Protestformen für den Dannenröder Wald: Autobahnen sind tabu
Abseilen von Autobahnbrücken ist gefährlich und trifft die Falschen. Ganz anders ist das bei der Besetzung eines Grünen-Büros.
G ezielte Regelverletzungen können die Welt voranbringen, das ist eine der wichtigsten Gewissheiten des zivilen Ungehorsams. Dass der Staat vor allem bei Protesten von links gewaltig überreagiert, ändert daran nichts. Das war einst bei den Blockaden von Mutlangen gegen Atomraketen genauso wie jetzt bei den Verhaftungen der Leute aus dem Dannenröder Wald, die sich von Autobahnbrücken abgeseilt haben, um gegen den Bau der A49 zu demonstrieren.

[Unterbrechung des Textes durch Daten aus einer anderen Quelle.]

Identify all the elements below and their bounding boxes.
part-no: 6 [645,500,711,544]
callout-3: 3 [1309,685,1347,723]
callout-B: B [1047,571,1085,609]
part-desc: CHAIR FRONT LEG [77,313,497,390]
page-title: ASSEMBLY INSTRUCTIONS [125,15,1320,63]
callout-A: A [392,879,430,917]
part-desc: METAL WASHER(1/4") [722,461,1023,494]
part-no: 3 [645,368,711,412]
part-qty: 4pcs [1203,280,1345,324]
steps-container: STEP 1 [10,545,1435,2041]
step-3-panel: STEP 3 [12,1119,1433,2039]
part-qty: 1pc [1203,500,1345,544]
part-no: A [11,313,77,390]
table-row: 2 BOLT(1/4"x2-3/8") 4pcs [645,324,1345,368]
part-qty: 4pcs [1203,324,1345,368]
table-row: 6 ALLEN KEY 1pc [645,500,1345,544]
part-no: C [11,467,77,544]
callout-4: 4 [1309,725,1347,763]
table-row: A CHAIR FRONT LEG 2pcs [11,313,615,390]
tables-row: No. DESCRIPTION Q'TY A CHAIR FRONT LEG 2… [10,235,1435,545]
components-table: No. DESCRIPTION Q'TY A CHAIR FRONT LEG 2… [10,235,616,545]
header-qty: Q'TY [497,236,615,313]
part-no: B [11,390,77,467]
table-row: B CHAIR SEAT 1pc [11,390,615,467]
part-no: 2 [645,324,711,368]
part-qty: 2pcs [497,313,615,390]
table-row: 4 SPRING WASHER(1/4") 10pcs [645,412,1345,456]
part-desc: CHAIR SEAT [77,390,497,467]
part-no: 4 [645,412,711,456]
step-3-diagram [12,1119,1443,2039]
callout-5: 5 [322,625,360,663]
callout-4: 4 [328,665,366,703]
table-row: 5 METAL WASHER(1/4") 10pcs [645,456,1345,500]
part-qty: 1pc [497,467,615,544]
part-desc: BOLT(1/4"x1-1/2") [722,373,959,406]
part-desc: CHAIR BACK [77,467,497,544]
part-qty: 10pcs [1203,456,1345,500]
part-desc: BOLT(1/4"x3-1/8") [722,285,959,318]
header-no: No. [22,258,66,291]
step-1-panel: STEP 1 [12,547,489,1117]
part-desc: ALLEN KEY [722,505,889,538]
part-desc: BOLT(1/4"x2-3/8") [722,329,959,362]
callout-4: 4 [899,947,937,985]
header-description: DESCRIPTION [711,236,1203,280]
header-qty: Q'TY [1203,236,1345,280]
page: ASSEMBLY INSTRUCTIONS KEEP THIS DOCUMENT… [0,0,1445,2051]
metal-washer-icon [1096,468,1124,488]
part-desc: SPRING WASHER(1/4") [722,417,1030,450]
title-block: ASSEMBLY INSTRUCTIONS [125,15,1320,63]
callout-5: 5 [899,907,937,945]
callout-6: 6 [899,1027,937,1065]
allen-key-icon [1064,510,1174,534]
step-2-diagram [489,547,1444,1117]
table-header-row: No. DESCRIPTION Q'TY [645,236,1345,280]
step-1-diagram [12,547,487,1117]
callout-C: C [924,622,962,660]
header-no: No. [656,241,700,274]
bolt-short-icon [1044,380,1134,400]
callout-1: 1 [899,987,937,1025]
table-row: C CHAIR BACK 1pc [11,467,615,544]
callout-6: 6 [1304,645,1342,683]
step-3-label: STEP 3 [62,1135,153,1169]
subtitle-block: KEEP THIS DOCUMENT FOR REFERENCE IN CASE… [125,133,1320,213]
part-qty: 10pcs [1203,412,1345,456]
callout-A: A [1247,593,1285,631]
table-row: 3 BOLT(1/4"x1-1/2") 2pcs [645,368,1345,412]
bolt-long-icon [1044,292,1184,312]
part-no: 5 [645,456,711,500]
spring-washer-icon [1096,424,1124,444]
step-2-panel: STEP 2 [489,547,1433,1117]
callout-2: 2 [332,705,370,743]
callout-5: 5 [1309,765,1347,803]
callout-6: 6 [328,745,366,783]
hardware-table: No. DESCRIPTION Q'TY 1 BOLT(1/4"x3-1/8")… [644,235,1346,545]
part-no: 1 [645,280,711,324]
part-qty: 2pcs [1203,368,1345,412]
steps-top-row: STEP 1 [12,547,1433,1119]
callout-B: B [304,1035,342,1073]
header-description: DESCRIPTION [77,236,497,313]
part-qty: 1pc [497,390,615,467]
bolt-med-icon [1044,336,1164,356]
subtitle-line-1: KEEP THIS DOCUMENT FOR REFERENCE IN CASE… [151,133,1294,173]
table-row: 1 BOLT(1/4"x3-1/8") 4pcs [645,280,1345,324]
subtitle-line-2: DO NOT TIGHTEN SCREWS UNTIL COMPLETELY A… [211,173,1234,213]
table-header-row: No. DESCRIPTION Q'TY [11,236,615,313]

Allerdings: Die Aktion der AktivistInnen aus dem Dannenröder Wald war falsch. Autobahnen sind Hochrisikogebiete. Sie sind gefährlich und im wahrsten Sinne des Wortes No-go-Area für die meisten VerkehrsteilnehmerInnen. Alles, was über das Anbringen eines Transparents an das Geländer einer Autobahnbrücke hinausgeht, muss ein Tabu für menschenfreundliche Proteste sein. Denn das ist keine sinnstiftende Regelverletzung, sondern einfach nur die Gefährdung anderer. Die AdressatInnen sind die falschen: FahrerInnen benutzen Autobahnen, aber sie entscheiden nicht, ob sie gebaut werden.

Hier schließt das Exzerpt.